Article and Image Courtesy : Triple Pundit

Author : Akhila Vijayaraghavan

India is still the largest producer of millets – there are about eight different kinds of millet varieties that are still grown and still consumed

India is still the largest producer of millets – there are about eight different kinds of millet varieties that are still grown and still consumed

Dietary choices do have planetary impact and this is not something that can be associated only with eating meat. The system of monoculture in agriculture is also cause for concern. In the US it is corn, soybean and to an extent wheat; in India it is wheat and rice.

According to Dr. Vandana Shiva, humans evolved by eating about 8,500 species of plants and today we eat about 300. Among these, various kinds of grains formed a large part of our diet. In India, millets have formed the core of the everyday diet for millenia. However after the Green Revolution, subsidies for wheat and rice, and the food distribution system millets are slowly dying out.

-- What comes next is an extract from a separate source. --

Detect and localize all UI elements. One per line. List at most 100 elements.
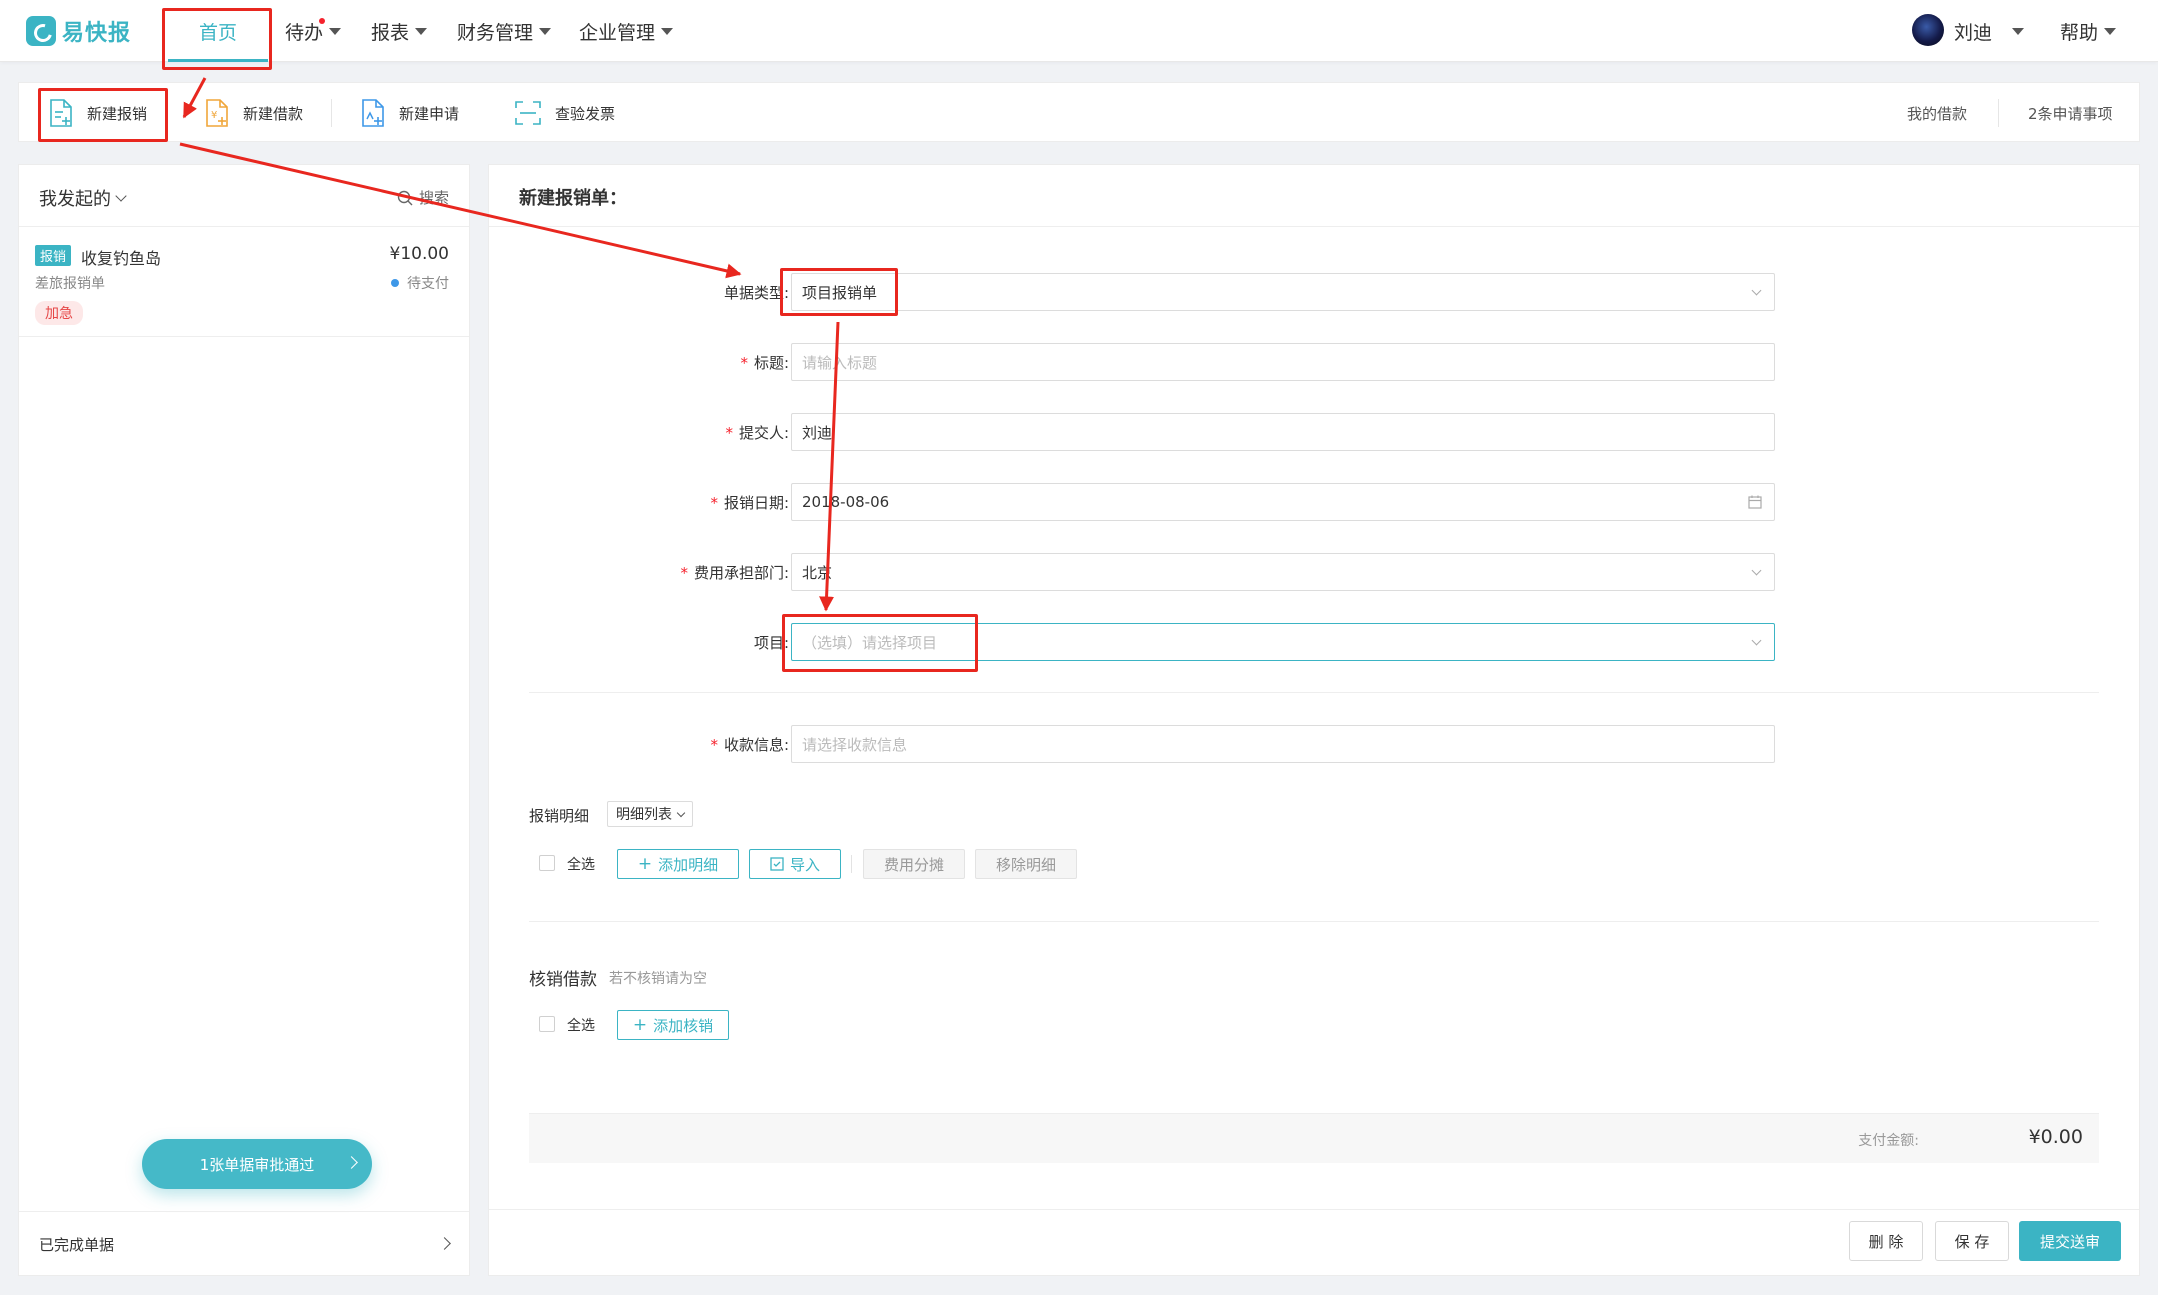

The Green Revolution did serve its purpose – it ensured self-sufficiency in food, reduced hunger, and introduced hybrids into Indian agriculture but as a bargain Indian diet lost its nutritional diversity.  India is still the largest producer of millets – there are about eight different kinds of millet varieties that are still grown and still consumed but not to the extent that they were previously. These include Kodo Millet, Foxtail Millet, Little Millet, Proso Millet, Barnyard Millet, Sorghum, Pearl Millet, and Finger Millet. Of these the last three are more widely consumed.

Millets are a storehouse of nutrients. They have much higher contents of calcium, iron, phosphorus etc than rice or wheat. They are also higher in fibre, lower in fat and gluten-free. They make an ideal source of nutrition for diabetics due to their low glycemic index. With the advent of sedentary lifestyles with diets rich in simple carbohydrates like rice and a genetic predisposition, India has become the diabetic capital of the world with one in four Indians having diabetes.